What Learning French Taught Me About The World
First off learning a new language is hard, time consuming and gratifying. Secondly, winter in Montréal is brutal but those who live here act like it’s no big deal. See images below.
Now that that is out of the way let me give you some background. Although a majority of people in Québec speak English it’s beneficial to learn French and is highly recommended by Québec immigration. So I signed up for classes. Classes are 6 hours a day Monday - Friday and each level is approximately 2 months long. When I started I thought I was in for an 11 week course. I recently passed the exams to continue on to higher levels, so I signed up to continue with the 2 and 3 levels. After the 3rd level I plan on reevaluating where I am and possibly continuing with levels 4-6 in the fall.
On top of learning a new language I decided to challenge myself to walk to class each day. It’s a 6km walk daily in sub-zero weather with wind that is trying to rip your face off. Good times.
If you’ve read this far you’re probably wondering, well, what the hell have you learned about the world? So here goes. My classmates are from all over the world. There are mates from Turkey, India, Afghanistan, Sri Lanka, Montenegro, Bangladesh, Italy, Russia, Vietnam, El Salvador, Guatemala, Dominican Republic, Honduras and Mexico. I happen to be the only one from the United States.
There is a certain level of camaraderie that happens when you spend 6 hours each day in a room full of strangers from around the world, which leads me to the first thing I’ve learned.
What the media and politicians tell you about people from other countries could not be further from the truth. Every single person in my class has a heart of gold and is extremely supportive. Some are quiet. Some are very competitive, Some are loud. Some are very outgoing. What they are not is hateful or vindictive.
The second thing I learned is, when people from around the world are working toward a common goal nothing gets in the way. Religion and politics are checked at the door and everyone supports each other as we work toward fulfilling the end goal.

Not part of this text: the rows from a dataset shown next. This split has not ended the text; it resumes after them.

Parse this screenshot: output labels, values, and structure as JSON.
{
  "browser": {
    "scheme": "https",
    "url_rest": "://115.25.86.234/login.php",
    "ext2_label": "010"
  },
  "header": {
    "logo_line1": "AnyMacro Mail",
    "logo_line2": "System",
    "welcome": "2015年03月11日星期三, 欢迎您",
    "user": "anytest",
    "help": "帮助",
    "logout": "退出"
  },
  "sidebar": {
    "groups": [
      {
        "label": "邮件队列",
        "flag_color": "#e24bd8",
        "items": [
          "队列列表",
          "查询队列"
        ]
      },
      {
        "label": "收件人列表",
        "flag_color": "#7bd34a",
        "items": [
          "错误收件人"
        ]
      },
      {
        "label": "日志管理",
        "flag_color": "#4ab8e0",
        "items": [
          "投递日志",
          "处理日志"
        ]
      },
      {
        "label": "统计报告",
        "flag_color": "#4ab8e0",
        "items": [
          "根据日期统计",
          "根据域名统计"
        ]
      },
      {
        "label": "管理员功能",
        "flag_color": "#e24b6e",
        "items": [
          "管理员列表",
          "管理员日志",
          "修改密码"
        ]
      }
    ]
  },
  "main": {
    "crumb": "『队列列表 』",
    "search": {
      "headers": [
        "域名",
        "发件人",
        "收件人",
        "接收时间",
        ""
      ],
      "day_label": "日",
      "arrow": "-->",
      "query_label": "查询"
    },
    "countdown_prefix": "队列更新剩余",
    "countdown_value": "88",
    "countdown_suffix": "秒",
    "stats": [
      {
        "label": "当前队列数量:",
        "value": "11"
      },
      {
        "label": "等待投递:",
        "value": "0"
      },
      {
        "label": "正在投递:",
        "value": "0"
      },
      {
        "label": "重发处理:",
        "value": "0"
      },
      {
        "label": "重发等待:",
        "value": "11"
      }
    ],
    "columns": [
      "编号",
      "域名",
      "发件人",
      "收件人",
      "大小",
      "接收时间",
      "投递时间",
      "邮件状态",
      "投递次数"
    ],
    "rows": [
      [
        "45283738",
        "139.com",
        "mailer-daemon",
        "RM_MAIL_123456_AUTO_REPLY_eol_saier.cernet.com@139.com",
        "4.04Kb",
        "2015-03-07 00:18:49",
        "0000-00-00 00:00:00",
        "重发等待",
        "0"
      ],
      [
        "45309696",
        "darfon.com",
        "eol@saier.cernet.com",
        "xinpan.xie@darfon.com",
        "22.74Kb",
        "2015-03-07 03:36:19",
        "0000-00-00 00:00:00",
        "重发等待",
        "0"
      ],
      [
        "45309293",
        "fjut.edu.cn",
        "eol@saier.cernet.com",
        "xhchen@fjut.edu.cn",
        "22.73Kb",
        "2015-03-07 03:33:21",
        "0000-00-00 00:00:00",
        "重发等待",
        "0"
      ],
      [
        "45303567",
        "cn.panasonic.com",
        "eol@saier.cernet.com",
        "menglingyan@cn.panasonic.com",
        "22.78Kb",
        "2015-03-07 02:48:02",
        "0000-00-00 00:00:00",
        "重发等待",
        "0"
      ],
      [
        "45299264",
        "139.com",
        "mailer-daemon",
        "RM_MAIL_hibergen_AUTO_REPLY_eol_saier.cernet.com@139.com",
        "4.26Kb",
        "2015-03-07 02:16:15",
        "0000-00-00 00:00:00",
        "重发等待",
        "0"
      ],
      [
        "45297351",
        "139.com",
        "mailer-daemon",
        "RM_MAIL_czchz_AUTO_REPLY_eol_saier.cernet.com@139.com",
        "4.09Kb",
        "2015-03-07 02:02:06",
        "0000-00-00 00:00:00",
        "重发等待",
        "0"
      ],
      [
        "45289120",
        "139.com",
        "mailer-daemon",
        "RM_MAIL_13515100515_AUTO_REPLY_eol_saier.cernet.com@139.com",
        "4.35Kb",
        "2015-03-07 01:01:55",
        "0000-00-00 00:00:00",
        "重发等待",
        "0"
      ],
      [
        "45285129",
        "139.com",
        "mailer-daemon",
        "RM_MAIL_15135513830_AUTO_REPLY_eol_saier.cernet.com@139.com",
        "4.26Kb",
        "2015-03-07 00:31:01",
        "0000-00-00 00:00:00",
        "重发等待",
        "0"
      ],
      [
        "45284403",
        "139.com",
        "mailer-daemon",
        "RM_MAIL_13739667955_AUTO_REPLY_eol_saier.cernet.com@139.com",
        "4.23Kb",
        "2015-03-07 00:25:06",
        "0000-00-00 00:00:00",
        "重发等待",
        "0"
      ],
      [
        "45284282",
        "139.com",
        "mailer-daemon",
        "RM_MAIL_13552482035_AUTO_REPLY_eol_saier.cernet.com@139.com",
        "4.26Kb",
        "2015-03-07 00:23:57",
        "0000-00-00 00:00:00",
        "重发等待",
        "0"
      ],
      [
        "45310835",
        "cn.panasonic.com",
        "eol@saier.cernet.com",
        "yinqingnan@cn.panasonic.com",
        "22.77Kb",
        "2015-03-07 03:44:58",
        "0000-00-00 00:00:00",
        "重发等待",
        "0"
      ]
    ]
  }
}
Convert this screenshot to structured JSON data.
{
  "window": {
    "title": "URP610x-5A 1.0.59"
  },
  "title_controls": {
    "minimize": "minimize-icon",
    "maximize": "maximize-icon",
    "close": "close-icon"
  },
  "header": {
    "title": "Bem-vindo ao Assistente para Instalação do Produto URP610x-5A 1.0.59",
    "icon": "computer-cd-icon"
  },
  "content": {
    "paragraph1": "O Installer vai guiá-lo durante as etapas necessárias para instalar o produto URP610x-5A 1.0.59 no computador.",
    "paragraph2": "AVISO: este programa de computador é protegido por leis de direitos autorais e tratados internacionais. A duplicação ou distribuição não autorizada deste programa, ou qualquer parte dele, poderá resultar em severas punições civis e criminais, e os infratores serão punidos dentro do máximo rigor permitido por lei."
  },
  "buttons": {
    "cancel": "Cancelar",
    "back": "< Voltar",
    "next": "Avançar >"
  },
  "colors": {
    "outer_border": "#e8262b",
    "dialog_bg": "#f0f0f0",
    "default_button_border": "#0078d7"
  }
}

Thirdly, people from South and Central America are some of the happiest people I’ve ever met. Nothing seems to bring them down. They are always laughing and smiling. Unless their phone dies, then panic sets in. They love their phones. Don’t get me wrong, my classmates from the other countries are happy as well, but the South and Central Americans are always uplifting.
Lastly, even if you don’t speak the same language there are ways to communicate that bring you closer together. So rather than accepting what the media or politicians have to say about certain populations, why don’t you sit down and get to know the people they want you to hate.